Metastatic osteosarcoma case. (A) Australian Shepherd cross, 5 years old: severe corneal edema prevented visualization of anterior segment. Some 4 months prior to this photograph, a leg was amputated. Both globe and bone neoplasias were diagnosed as osteosarcoma. (B) Left eye of the dog in (A), 3 months later. The dark area at the pupil margin and the cloudy area inferior (arrows) represent retinal elevations. (C) Fundus photograph of the eye in Figure 9.69B. A misshapen optic nerve and superior temporal retinal elevation. Osteosarcoma was again diagnosed on histopathology. (D) Low magnification photomicrograph of the same dog as (A) shows osteosarcoma invading the uvea (arrows).

Figure 9.70.

Metastatic tumors to the eye, feline, fundus. (A) DSH, 13 years old: metastatic angioinvasive squamous cell carcinoma was diagnosed as the cause of the abnormal tapetal coloration and retinal edema. (B) DSH, 14 years old: a metastatic intestinal adenocarcinoma was diagnosed in the retina and choroid accounting for the sheets of gray discoloration (black arrow). The optic disc (white arrow) was also infiltrated. (C) DSH, 15 years old: a metastatic carcinoma was the etiology for the severe cellular infiltrate surrounding the optic disc (arrow).

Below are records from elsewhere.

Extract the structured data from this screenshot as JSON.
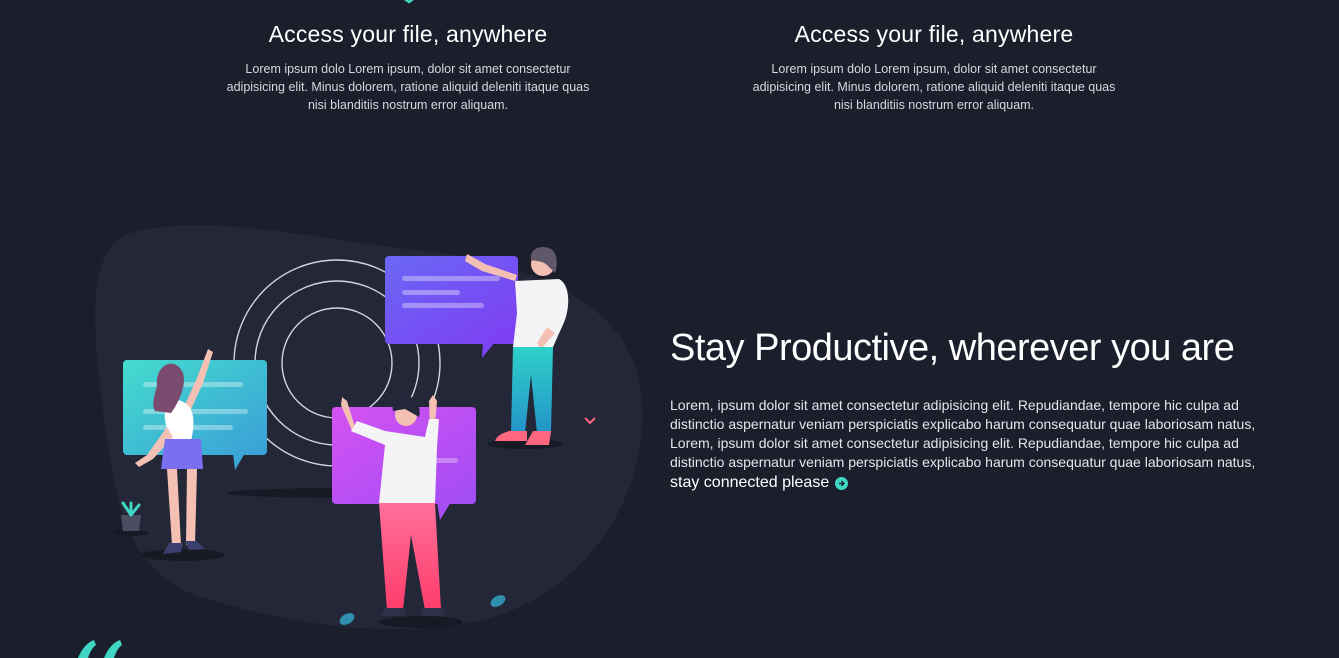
{
  "features": [
    {
      "title": "Access your file, anywhere",
      "text": "Lorem ipsum dolo Lorem ipsum, dolor sit amet consectetur adipisicing elit. Minus dolorem, ratione aliquid deleniti itaque quas nisi blanditiis nostrum error aliquam."
    },
    {
      "title": "Access your file, anywhere",
      "text": "Lorem ipsum dolo Lorem ipsum, dolor sit amet consectetur adipisicing elit. Minus dolorem, ratione aliquid deleniti itaque quas nisi blanditiis nostrum error aliquam."
    }
  ],
  "productive": {
    "heading": "Stay Productive, wherever you are",
    "paragraph_1": "Lorem, ipsum dolor sit amet consectetur adipisicing elit. Repudiandae, tempore hic culpa ad distinctio aspernatur veniam perspiciatis explicabo harum consequatur quae laboriosam natus,",
    "paragraph_2": "Lorem, ipsum dolor sit amet consectetur adipisicing elit. Repudiandae, tempore hic culpa ad distinctio aspernatur veniam perspiciatis explicabo harum consequatur quae laboriosam natus,",
    "cta_label": "stay connected please",
    "cta_icon": "arrow-right-circle-icon"
  },
  "colors": {
    "background": "#1b1f2c",
    "accent": "#3fd6c3",
    "blob": "#232737"
  }
}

Tumors cells were found in the choroid, retina, and optic nerve meninges. (D) DSH, 17 years old: a metastatic adenocarcinoma of the sweat glands was the diagnosis of the choroidal and subretinal involvement, leading to the retinal detachment.

Figure 9.71.

Metastatic tumors to the eye, feline, pathology. (A,B) Gross photographs showing how metastatic tumors in feline globes characteristically involve the choroid with retinal detachment. (C) Gross photograph showing the posterior segment from a feline globe with chorioretinal metastatic pattern. (D) Gross photograph of a feline globe showing choroidal thickening associated with metastatic neoplasia. (E) Subgross photomicrograph of a metastatic epithelial tumor showing a line of basophilic metastatic tumor (arrow) surrounding the detached retina and the anterior uvea. (F) Photomicrograph from a primary lung tumor showing the angioinvasive nature of the tumor. A pulmonary artery is lined by neoplastic epithelium (arrows). (G) Photomicrograph showing the retina and choroid from a feline globe with choroidal angioinvasive metastatic carcinoma (arrows).